Część druga poświecona została zwiedzaniu Toskanii i okolic. Autorka podkreśla skromnie, że ani ona ani jej towarzysz, nie są ani historykami, ani historykami sztuki. Warto jednak podkreślić, że jej znajomość literatury sztuki, kultury i historii Włoch jest szeroka. Jak prawdziwi znawcy powołują się w przypisach na dzieło nieocenionego Georgio Vasariego, „Historię Włoch” J. A. Gierowskiego, „Obrazy Włoch” Pawła Muratowi. Cytuje także stare przewodniki i opisy po Włoszech np. autorstwa Michała Lityńskiego z roku 1906 czy Leona Sternklara z roku 1907. Odwołują się również do Zbigniewa Herberta. Książka pełna jest nazw, datacji i nazwisk postaci. Z wielką wnikliwością pani Ania opisuje, co warto obejrzeć w danym mieście czy miasteczku toskańskim, a co należy sobie odpuścić ze względu np. na tłumy.
"Nie marnowałabym czasu na jeżdżenie po Chianti, chyba, że kogoś szczególnie
interesuje tutejsze wino”.
Wraz z autorką obserwujemy święta włoskie i festyny, zwiedzamy największe i najmniejsze muzea, zachwycamy się malarstwem Fra Angelico, Perugina czy Piero della Francesca.
„Kto dotrze na wschód Toskanii i kogo, tak bardzo jak nas, zachwyca Piero della
Francesca, niech koniecznie pojedzie do Monterchi. (…) Jest to maleńka
miejscowość na wzgórzu, z jednym niesamowitym dziełem sztuki, freskiem „Madonna
del Parto” Pierra della Francesca, do którego wiodą nas gęsto rozmieszczone
kierunkowskazy.

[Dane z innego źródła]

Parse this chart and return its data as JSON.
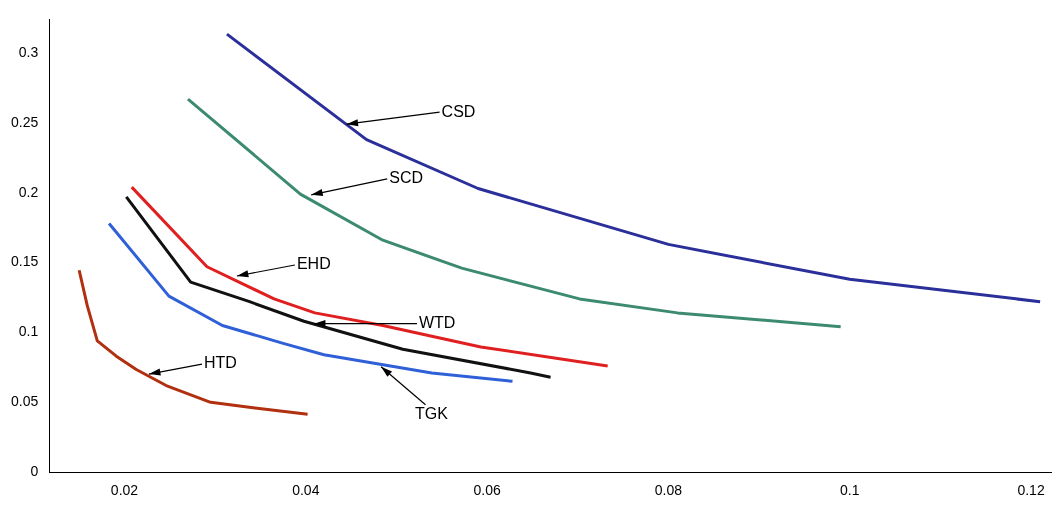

Wchodzi się do niepozornego budynku na obrzeżach miasteczka,
kupuje bilet (3 euro) i pada na kolana. To nietypowe muzeum posiada tylko ten
jeden obraz, w sali stoi jedna ławka, gdzie można zasiąść, kiedy się już
podniesie z kolan”.

Całość przewodnika ubarwiają fotografie wykonane przez autorkę i Grzegorza Lindberga. Książkę polecam zarówno tym, którzy niedługo mają odwiedzić wspomniane rejony Włoch, tym, którzy już tam byli oraz tym, którzy w najbliższym czasie nie będą mogli być. Wspaniała i interesująca lektura.